Even in our own time there are people who call good, evil and evil, good.  They call abortion an economic necessity.  They call pornography freedom of expression.  They call promiscuity making love.  Just like in the time of the prophet Malachi there are those who do not accept the tradition of natural law nor the tradition of the Sacred Scripture.  Still there are those who defy the LORD in word and in work.
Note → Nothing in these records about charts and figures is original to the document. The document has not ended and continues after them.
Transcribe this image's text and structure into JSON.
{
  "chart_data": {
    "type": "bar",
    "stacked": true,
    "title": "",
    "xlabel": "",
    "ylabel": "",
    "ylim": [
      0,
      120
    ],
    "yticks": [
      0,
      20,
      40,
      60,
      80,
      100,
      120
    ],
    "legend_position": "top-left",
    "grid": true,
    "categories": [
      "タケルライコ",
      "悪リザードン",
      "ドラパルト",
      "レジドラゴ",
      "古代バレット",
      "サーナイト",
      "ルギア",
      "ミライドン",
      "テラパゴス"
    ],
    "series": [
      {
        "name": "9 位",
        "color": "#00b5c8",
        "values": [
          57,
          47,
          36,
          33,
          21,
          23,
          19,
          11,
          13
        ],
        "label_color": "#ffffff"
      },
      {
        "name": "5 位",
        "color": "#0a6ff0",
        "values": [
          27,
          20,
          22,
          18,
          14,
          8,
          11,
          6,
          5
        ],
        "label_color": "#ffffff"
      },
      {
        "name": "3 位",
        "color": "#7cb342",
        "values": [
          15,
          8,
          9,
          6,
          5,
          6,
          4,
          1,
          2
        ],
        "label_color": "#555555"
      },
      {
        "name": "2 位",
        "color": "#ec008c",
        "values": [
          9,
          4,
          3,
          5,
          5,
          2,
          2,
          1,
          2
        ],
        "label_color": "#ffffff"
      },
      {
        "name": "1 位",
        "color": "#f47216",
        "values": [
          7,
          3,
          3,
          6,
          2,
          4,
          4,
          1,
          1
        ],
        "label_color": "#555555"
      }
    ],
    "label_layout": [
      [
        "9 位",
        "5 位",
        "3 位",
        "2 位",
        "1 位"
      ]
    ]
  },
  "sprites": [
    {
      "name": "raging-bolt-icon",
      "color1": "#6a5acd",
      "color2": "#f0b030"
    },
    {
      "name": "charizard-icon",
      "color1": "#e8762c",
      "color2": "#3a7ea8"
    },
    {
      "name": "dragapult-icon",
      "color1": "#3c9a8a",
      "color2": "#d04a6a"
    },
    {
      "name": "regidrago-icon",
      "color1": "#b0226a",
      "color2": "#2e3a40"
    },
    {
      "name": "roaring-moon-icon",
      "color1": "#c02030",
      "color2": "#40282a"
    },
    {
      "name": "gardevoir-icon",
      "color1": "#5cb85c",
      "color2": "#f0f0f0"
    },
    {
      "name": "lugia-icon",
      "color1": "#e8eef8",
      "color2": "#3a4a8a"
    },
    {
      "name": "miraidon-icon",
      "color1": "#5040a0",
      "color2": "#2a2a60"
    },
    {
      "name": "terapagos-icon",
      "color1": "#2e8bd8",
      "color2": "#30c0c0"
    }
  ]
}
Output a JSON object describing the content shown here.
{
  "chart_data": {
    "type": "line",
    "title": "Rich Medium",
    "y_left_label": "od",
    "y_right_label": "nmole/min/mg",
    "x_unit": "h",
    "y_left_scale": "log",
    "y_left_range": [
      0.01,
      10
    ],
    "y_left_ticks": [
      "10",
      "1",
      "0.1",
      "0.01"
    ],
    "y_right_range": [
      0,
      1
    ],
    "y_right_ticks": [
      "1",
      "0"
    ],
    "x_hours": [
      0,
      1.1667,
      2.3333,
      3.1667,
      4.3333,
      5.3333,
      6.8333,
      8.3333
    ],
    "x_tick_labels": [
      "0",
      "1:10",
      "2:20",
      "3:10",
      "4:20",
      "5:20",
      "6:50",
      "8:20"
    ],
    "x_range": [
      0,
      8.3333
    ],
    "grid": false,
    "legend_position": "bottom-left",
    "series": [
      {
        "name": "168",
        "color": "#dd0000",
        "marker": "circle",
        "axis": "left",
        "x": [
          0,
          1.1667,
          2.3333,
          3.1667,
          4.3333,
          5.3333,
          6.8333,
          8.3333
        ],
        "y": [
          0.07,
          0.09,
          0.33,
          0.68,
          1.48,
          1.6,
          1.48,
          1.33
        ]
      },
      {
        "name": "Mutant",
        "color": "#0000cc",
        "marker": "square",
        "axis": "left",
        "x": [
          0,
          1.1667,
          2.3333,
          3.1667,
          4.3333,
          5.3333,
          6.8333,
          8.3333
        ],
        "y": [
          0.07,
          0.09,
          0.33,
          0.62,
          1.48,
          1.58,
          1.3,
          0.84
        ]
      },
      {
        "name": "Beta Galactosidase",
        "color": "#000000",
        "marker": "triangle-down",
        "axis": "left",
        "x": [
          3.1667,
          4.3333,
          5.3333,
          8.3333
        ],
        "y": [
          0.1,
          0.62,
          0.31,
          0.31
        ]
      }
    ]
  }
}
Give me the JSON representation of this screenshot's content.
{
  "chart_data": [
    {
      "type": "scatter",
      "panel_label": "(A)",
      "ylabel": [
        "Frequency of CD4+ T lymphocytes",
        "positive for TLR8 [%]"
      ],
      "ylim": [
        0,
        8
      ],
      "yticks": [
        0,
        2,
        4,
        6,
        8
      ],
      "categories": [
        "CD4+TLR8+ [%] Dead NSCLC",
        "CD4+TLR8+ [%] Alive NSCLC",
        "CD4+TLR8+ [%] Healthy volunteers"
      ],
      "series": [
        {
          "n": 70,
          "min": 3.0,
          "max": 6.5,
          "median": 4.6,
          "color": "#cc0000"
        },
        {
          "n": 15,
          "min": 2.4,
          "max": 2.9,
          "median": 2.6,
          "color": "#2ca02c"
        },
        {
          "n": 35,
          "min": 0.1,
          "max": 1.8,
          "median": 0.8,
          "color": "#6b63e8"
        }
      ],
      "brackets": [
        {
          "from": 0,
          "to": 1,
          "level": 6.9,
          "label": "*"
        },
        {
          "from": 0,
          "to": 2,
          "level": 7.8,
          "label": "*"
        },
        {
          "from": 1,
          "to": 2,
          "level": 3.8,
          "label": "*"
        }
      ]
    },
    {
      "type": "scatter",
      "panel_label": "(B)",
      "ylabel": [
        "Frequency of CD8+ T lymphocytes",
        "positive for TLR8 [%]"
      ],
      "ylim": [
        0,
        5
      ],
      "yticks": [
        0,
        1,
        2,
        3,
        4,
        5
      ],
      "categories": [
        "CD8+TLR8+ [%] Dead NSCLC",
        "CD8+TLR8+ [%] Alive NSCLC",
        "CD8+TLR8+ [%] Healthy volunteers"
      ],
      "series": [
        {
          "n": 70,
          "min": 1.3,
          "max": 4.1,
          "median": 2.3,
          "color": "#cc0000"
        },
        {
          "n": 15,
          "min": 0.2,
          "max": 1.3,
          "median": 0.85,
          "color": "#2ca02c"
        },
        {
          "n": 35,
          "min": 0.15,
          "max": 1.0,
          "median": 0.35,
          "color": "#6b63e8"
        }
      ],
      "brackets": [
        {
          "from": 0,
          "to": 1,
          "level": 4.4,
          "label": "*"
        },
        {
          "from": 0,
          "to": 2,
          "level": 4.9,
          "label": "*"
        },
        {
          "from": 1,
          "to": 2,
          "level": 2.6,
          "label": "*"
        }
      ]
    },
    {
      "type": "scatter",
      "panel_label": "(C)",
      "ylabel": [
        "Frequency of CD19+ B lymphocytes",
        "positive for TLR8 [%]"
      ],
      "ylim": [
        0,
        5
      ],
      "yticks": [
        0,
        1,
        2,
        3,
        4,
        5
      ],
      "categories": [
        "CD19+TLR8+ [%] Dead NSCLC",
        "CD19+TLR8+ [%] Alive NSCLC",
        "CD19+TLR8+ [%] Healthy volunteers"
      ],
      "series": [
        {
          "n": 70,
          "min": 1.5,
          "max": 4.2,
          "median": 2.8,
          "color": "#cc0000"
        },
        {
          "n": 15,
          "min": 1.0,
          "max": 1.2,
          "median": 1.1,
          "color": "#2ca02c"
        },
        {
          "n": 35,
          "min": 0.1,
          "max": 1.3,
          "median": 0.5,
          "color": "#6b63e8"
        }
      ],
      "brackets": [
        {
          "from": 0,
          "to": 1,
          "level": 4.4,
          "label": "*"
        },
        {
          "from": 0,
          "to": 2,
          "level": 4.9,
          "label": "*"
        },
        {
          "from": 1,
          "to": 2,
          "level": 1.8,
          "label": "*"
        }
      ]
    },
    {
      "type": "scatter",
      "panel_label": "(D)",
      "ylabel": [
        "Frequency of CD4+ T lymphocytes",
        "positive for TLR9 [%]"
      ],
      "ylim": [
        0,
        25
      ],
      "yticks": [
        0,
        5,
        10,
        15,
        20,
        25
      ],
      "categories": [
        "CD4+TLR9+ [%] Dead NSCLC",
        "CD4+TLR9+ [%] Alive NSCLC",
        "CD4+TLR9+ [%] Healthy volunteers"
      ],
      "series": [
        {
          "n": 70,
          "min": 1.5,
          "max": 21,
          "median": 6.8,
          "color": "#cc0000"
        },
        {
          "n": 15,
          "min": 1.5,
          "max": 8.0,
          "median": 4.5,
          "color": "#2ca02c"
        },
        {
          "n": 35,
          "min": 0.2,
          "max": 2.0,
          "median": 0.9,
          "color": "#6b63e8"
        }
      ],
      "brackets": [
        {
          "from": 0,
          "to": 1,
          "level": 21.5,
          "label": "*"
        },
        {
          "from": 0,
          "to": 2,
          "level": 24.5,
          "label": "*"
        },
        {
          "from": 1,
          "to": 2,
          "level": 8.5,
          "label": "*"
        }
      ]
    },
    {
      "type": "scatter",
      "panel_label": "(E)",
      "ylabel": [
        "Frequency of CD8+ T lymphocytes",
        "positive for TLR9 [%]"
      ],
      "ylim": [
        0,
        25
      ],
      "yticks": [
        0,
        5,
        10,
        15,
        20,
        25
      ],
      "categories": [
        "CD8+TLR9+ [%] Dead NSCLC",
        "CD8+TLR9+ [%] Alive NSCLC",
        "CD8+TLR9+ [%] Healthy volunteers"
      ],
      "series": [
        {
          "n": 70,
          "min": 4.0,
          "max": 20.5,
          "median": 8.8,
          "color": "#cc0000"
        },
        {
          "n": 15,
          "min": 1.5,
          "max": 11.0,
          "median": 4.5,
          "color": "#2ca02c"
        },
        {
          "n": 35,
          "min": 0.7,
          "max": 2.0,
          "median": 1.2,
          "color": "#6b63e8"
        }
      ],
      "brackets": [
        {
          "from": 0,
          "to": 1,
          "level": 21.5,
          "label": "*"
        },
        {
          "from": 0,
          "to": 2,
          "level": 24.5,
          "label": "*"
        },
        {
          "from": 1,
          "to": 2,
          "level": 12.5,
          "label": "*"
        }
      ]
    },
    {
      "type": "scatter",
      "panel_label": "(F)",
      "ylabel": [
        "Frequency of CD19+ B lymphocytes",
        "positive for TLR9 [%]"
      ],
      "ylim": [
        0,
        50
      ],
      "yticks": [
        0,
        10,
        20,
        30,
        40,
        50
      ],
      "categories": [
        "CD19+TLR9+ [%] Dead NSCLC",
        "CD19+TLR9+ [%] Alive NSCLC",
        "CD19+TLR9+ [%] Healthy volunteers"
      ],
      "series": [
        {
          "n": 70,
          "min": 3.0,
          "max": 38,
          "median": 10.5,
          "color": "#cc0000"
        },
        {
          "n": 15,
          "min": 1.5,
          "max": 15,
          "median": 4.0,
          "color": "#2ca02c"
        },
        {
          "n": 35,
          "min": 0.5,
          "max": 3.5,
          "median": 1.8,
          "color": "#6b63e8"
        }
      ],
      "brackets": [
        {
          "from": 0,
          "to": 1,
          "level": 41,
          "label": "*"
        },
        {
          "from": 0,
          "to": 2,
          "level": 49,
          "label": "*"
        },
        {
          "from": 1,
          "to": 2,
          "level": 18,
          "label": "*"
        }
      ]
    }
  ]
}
They complain, “It is vain to serve God,
 and what do we profit by keeping his command,  and going about in penitential dress
 in  awe of the LORD of hosts?”  They also conclude that calling the proud blessed and excusing the basic human instinct to do evil is somehow wise and holy.  Such men, in every generation, tempt God with impunity.  To such as these the LORD sends Malachi and all his prophets.  These fiery preachers purify the community and the individual heart by words of great comfort,  “I will have compassion on them as a man has compassion on his son who serves him.”  Faithfulness is ultimately rewarded.  The distinction between the just and the wicked is made manifest.  For the day of the LORD is coming; it blazes like an oven, and all the proud will be stubble.  For the day of the LORD is coming; it arises like the sun of justice, and all the blessed will be healed, forever.

 

The Lord Jesus makes a comparison not unlike the comparison of the prophet Malachi.  The Lord Jesus compares us, wicked though we are, yet wise enough to give good things to our children, with the Father in heaven who always gives the Holy Spirit to those who ask him for what is good.  We will get up and out of slumber even if all is settled and still in our homes to help provide hospitality for a surprise guest.  We will answer our neighbor in need, if not out of friendship, at least we will help because of his persistence.  It is the fear of losing face that motivates more often than does friendship.  We’ll help the inconvenient neighbor more because we fear that the next morning he would ruin our reputation in town when the other neighbors judge us uncaring, inhospitable, and lacking charity.  No one wants that kind of reputation, so we would inconvenience ourselves to maintain our good name in the community.  The Lord Jesus teaches us that the Father Almighty will always respond with gracious hospitality.  Whenever we ask, we receive.  Whenever we knock, we enter.  Whenever we seek, we find.  We do not have to worry about God’s motivation; He is already ridiculed and condemned for so much evil in our world.  We only have to believe that whatever we ask for, the gift of the Holy Spirit is what we most need and truly desire in the depths of our hearts.  Such is the prayer of faith that gathers us here at this Liturgy.